The new MenB vaccine

Until recently, there was no vaccine against MenB. But in September 2015, the UK was the first country in the world to introduce a new MenB vaccine – Bexsero, produced by GlaxoSmithKline – into the routine NHS childhood immunisation programme. It involves three injections, given to babies at age two months, four months and 12 months of age, which are expected to protect children until around the age of four. However, there are lots of other bacteria and viruses which can cause meningitis, and some strains of MenB are not covered by the vaccine, so this vaccine would not be able to wipe out meningitis completely.

Are there any risks from the vaccine?

Like all vaccines, the MenB vaccine can cause side effects. It has been given to over 8,000 people in clinical trials and around 1m doses have been given since it was licensed with no concerns about its safety. It is more likely to cause a fever in babies than other vaccines, and so the recommendation in the UK is that paracetamol is given at the same time. Pain at the injection site is common in older children and adults.

How did the government decide who to vaccinate?

For vaccines, the government is advised by an independent scientific group, the Joint Committee on Vaccines and Immunisation (JCVI). They recommend which immunisations should be given and to which people (children and adults) based on who is most likely to have the disease and how effective the vaccine is. They also have to consider how cost-effective vaccines are before they can make a recommendation. JCVI can only recommend use of a vaccine that is cost-effective according to rules that are set out in guidance from NICE, which advises on evidence-based care. This analysis is undertaken to ensure that health is valued in the same way across the NHS.

There were 418 laboratory confirmed cases of MenB in the UK between July 2014 and June 2015, although this will be an underestimate because many cases are not “laboratory confirmed”. The highest rates of disease are in children under one, and the second highest in children between one and four-years-old. Around 24% of the 418 cases in 2014/15 were in the first age group, and 33% in the second.
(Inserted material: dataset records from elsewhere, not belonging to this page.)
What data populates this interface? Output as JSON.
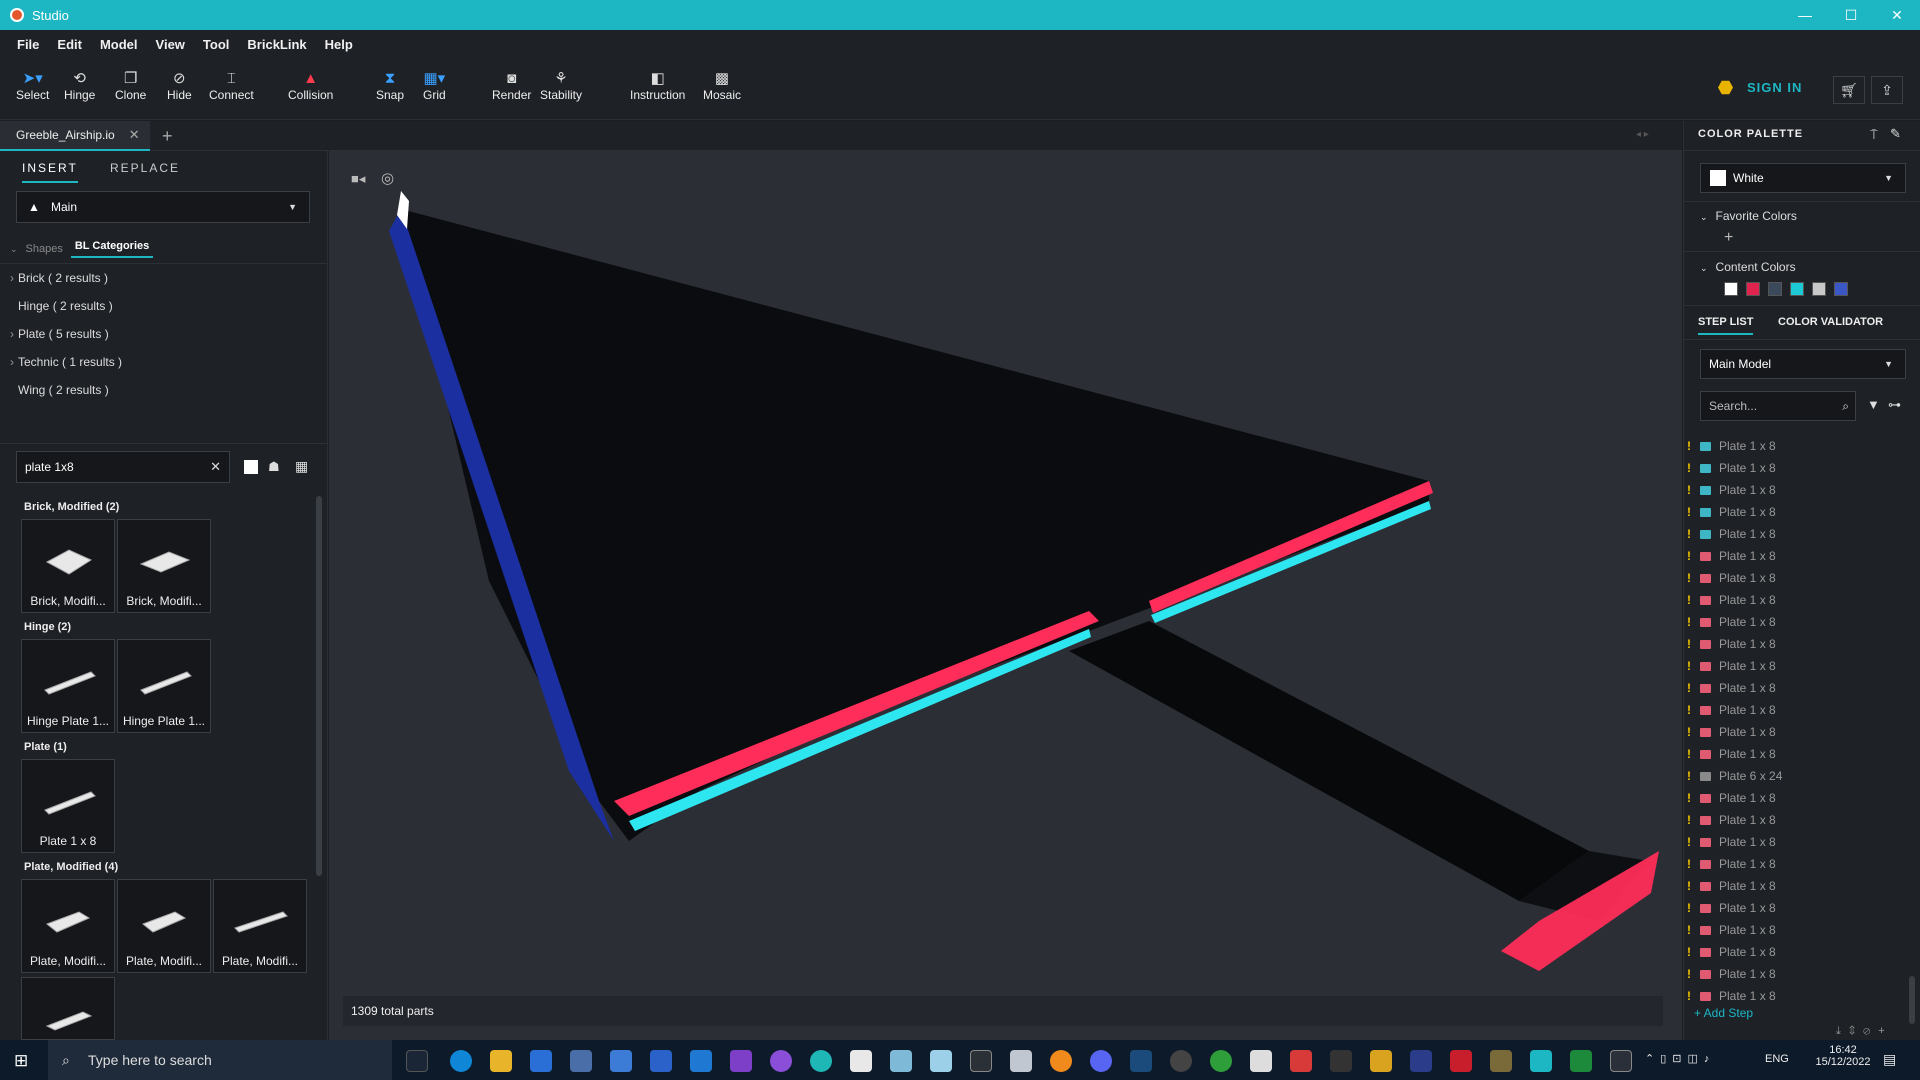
{
  "window": {
    "title": "Studio",
    "minimize": "—",
    "maximize": "☐",
    "close": "✕"
  },
  "menu": [
    "File",
    "Edit",
    "Model",
    "View",
    "Tool",
    "BrickLink",
    "Help"
  ],
  "toolbar": {
    "tools": [
      {
        "label": "Select",
        "icon": "cursor-icon"
      },
      {
        "label": "Hinge",
        "icon": "hinge-icon"
      },
      {
        "label": "Clone",
        "icon": "clone-icon"
      },
      {
        "label": "Hide",
        "icon": "eye-off-icon"
      },
      {
        "label": "Connect",
        "icon": "connect-icon"
      },
      {
        "label": "Collision",
        "icon": "collision-icon"
      },
      {
        "label": "Snap",
        "icon": "snap-icon"
      },
      {
        "label": "Grid",
        "icon": "grid-icon"
      },
      {
        "label": "Render",
        "icon": "camera-icon"
      },
      {
        "label": "Stability",
        "icon": "stability-icon"
      },
      {
        "label": "Instruction",
        "icon": "instruction-icon"
      },
      {
        "label": "Mosaic",
        "icon": "mosaic-icon"
      }
    ],
    "sign_in": "SIGN IN"
  },
  "document_tab": {
    "name": "Greeble_Airship.io"
  },
  "left_panel": {
    "tabs": [
      "INSERT",
      "REPLACE"
    ],
    "palette_select": "Main",
    "subtabs": [
      "Shapes",
      "BL Categories"
    ],
    "categories": [
      "Brick ( 2 results )",
      "Hinge ( 2 results )",
      "Plate ( 5 results )",
      "Technic ( 1 results )",
      "Wing ( 2 results )"
    ],
    "search_value": "plate 1x8",
    "groups": [
      {
        "title": "Brick, Modified (2)",
        "items": [
          "Brick, Modifi...",
          "Brick, Modifi..."
        ]
      },
      {
        "title": "Hinge (2)",
        "items": [
          "Hinge Plate 1...",
          "Hinge Plate 1..."
        ]
      },
      {
        "title": "Plate (1)",
        "items": [
          "Plate 1 x 8"
        ]
      },
      {
        "title": "Plate, Modified (4)",
        "items": [
          "Plate, Modifi...",
          "Plate, Modifi...",
          "Plate, Modifi..."
        ]
      }
    ]
  },
  "viewport": {
    "status": "1309 total parts"
  },
  "right_panel": {
    "color_palette_title": "COLOR PALETTE",
    "selected_color": "White",
    "favorite_colors": "Favorite Colors",
    "content_colors": "Content Colors",
    "content_swatches": [
      "#ffffff",
      "#e0244f",
      "#3a4a5c",
      "#1dc9d4",
      "#c8c8c8",
      "#3b57c6"
    ],
    "step_tabs": [
      "STEP LIST",
      "COLOR VALIDATOR"
    ],
    "model_select": "Main Model",
    "search_placeholder": "Search...",
    "steps": [
      {
        "label": "Plate 1 x 8",
        "color": "#3fb6c5"
      },
      {
        "label": "Plate 1 x 8",
        "color": "#3fb6c5"
      },
      {
        "label": "Plate 1 x 8",
        "color": "#3fb6c5"
      },
      {
        "label": "Plate 1 x 8",
        "color": "#3fb6c5"
      },
      {
        "label": "Plate 1 x 8",
        "color": "#3fb6c5"
      },
      {
        "label": "Plate 1 x 8",
        "color": "#e05a72"
      },
      {
        "label": "Plate 1 x 8",
        "color": "#e05a72"
      },
      {
        "label": "Plate 1 x 8",
        "color": "#e05a72"
      },
      {
        "label": "Plate 1 x 8",
        "color": "#e05a72"
      },
      {
        "label": "Plate 1 x 8",
        "color": "#e05a72"
      },
      {
        "label": "Plate 1 x 8",
        "color": "#e05a72"
      },
      {
        "label": "Plate 1 x 8",
        "color": "#e05a72"
      },
      {
        "label": "Plate 1 x 8",
        "color": "#e05a72"
      },
      {
        "label": "Plate 1 x 8",
        "color": "#e05a72"
      },
      {
        "label": "Plate 1 x 8",
        "color": "#e05a72"
      },
      {
        "label": "Plate 6 x 24",
        "color": "#8a8a8a"
      },
      {
        "label": "Plate 1 x 8",
        "color": "#e05a72"
      },
      {
        "label": "Plate 1 x 8",
        "color": "#e05a72"
      },
      {
        "label": "Plate 1 x 8",
        "color": "#e05a72"
      },
      {
        "label": "Plate 1 x 8",
        "color": "#e05a72"
      },
      {
        "label": "Plate 1 x 8",
        "color": "#e05a72"
      },
      {
        "label": "Plate 1 x 8",
        "color": "#e05a72"
      },
      {
        "label": "Plate 1 x 8",
        "color": "#e05a72"
      },
      {
        "label": "Plate 1 x 8",
        "color": "#e05a72"
      },
      {
        "label": "Plate 1 x 8",
        "color": "#e05a72"
      },
      {
        "label": "Plate 1 x 8",
        "color": "#e05a72"
      }
    ],
    "add_step": "+ Add Step"
  },
  "taskbar": {
    "search_placeholder": "Type here to search",
    "lang": "ENG",
    "time": "16:42",
    "date": "15/12/2022"
  },
  "colors": {
    "accent": "#1db7c4",
    "warning": "#f3c300",
    "model_red": "#ff2d5a",
    "model_cyan": "#2ee6f0",
    "model_blue": "#2a4fd8"
  }
}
Immunisation of children under the age of one just meets the NICE cost-effectiveness criteria but extending this to “catch up” children to the age four was found unlikely to be cost-effective in the analysis.

The current immunisation programme therefore includes vaccination of children under the age of one (and born after May 1 2015) and a booster dose at 12 months to protect toddlers until the age of four when the disease is then considered rare.

Will the recommendations change?

JCVI will continue to review the impact of the programme since the UK is the first country in the world to use the vaccine routinely and plans to re-evaluate use in other age groups as new evidence emerges.

JCVI have specifically asked for more research on vaccinating teenagers – this age group is most likely to have the bacteria in the throat (usually not causing any symptoms at all). If vaccinating them gets rid of the bacteria in the throat it will not only protect them, but indirectly protect other people as it would prevent the bacteria being spread. This is one of the reasons why other vaccines against meningococcus have been so effective, but we do not know if this will happen with the MenB vaccine.

Some parents consider going private to get the vaccine, a strategy that may be on the rise. However the cost of this for many will be prohibitive. There is also a reported shortage of the vaccine – although health officials have said this will not affect those receiving the vaccine on the NHS.